Velox supports CPU usage tracking through the expression.track_cpu_usage query
config. When enabled, every function invocation is wrapped in a CpuWallTimer
— an RAII guard that makes the clock_gettime() system call at entry and exit,
recording the CPU and wall time spent in each function. This gives precise,
per-function cost attribution across the entire expression tree.
The Overhead Problem
That precision comes at a price. Each CpuWallTimer invocation performs a heap
allocation, two clock_gettime() syscalls, and a heap deallocation — roughly
~5μs of fixed overhead, depending on the platform. For a function like
array_gte(), which spends milliseconds per vector iterating over array
elements, 5μs is a negligible noise. But for a function like multiply that
incurs a single instruction, the timer takes longer than the work itself:
| Vector Size | No Tracking | Full Tracking | Overhead |
|---|---|---|---|
| 100 rows | 2.13ms | 5.89ms | 2.8x |
| 1,000 rows | 300μs | 668μs | 2.2x |
| 10,000 rows | 193μs | 233μs | 1.2x |
Benchmark for multiply(a, b) on double columns. Times are per 10K
iterations.
This overhead forced production systems to disable per-function CPU tracking
entirely, losing visibility into more granular CPU consumption. Selective
per-function tracking (expression.track_cpu_usage_for_functions) was added to
Velox in the past to let operators opt in specific functions, but even for
tracked functions the overhead remained — you just chose which functions to pay
the cost for.
Why Uniform Sampling Falls Short
The obvious next step is to sample: measure every Nth vector instead of every one, and extrapolate. A uniform rate applied to all functions would be simple — one counter, one config key. But a single rate cannot serve both cheap and expensive functions.

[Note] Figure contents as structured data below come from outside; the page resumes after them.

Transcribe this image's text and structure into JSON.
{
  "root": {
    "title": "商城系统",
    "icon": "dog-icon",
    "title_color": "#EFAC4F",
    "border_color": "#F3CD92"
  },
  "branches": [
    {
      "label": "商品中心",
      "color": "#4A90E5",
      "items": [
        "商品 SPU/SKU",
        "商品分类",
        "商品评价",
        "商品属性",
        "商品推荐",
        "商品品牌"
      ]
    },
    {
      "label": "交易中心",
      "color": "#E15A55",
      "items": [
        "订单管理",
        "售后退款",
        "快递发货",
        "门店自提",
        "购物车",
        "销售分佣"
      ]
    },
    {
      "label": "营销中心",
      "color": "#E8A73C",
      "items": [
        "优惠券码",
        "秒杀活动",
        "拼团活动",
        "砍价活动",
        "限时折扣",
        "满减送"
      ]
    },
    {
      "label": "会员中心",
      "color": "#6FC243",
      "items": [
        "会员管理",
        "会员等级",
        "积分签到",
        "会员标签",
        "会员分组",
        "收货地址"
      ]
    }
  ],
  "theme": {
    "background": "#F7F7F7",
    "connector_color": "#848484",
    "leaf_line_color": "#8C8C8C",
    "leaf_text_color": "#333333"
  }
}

Consider array_gte, where the timer overhead is less than 0.1% of execution
time. Sampling in this case throws away measurement precision for no benefit —
the function can afford full tracking. Now consider multiply on small vectors,
where the timer is 2500% of the function cost. Even a 1/1000 rate may not be
aggressive enough. A rate that works for one function is either inaccurate or
insufficient for another.
Adaptive Per-Function Sampling
When a query starts running, adaptive sampling does not yet know which functions are cheap and which are expensive. So it watches.
The first vector through each function is a warmup — caches and branch
predictors settle, and the system measures the cost of the CpuWallTimer itself
by creating and destroying a dummy one. Over the next 5 vectors, each function
runs with a lightweight stopwatch instead, quietly accumulating how long it
actually takes without any timer overhead.

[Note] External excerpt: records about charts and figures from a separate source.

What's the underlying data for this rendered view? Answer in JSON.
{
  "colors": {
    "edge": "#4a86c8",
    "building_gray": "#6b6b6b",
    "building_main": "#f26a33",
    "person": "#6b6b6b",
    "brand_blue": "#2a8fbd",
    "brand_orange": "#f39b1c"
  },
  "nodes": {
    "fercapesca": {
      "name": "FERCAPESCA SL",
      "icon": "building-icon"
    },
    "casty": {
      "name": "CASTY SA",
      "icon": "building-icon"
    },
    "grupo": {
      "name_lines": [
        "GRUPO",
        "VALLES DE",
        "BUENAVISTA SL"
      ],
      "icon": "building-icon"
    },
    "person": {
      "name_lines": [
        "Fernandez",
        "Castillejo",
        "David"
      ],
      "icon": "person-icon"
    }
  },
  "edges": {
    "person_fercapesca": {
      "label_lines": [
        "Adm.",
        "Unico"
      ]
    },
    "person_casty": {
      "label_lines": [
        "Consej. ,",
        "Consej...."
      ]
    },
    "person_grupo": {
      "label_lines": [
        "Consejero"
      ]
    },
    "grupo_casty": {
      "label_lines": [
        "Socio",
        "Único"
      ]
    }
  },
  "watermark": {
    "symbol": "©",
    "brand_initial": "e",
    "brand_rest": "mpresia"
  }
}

By the sixth vector, the system has what it needs: the ratio of timer overhead
to function cost. If the ratio is within a configurable threshold (default 1%),
the function switches to full tracking: every future vector gets a
CpuWallTimer, with zero information loss. If the timer dominates, the function
switches to sampling at a rate that bounds overhead to the threshold:
| Function | Per-Vector Cost | Timer Overhead | Overhead Ratio | Decision |
|---|---|---|---|---|
multiply(a,b) 100 rows | ~0.2μs | ~5μs | 2500% | Sample 1/2500 |
multiply(a,b) 10K rows | ~20μs | ~5μs | 25% | Sample 1/25 |
array_gte(a,b) 100 rows | ~3ms | ~5μs | 0.17% | Always track |
array_gte(a,b) 10K rows | ~12ms | ~5μs | 0.04% | Always track |
Expensive functions get exact tracking. Cheap functions sample aggressively. No per-function configuration needed — just a single "max acceptable overhead" knob.
When stats are read, sampled functions have their CPU and wall time scaled up by the ratio of total vectors to timed vectors. To handle short queries where the sampling counter might never fire, the first post-calibration vector is always timed, guaranteeing at least one measurement to extrapolate from.
Results
So does it work? We benchmarked adaptive sampling against both no tracking and full tracking, across cheap and expensive functions, at different vector sizes, and with different adaptive rates (1% and 0.5%). Results are presented below:
| Benchmark | No Tracking | Full Tracking | Adaptive 1% | Adaptive 0.5% |
|---|---|---|---|---|
| multiply 100 rows | 2.13ms | 5.86ms (36%) | 2.19ms (97%) | 2.16ms (98%) |
| multiply 1K rows | 299μs | 671μs (44%) | 304μs (98%) | 302μs (99%) |
| multiply 10K rows | 193μs | 224μs (86%) | 165μs (117%) | 193μs (100%) |
| array_gte 100 rows | 188ms | 193ms (98%) | 189ms (100%) | 187ms (100%) |
| array_gte 1K rows | 32ms | 32ms (100%) | 32ms (100%) | 32ms (100%) |
| array_gte 10K rows | 11ms | 11ms (100%) | 11ms (100%) | 11ms (100%) |
(Percentages are relative to "No Tracking" — higher is better)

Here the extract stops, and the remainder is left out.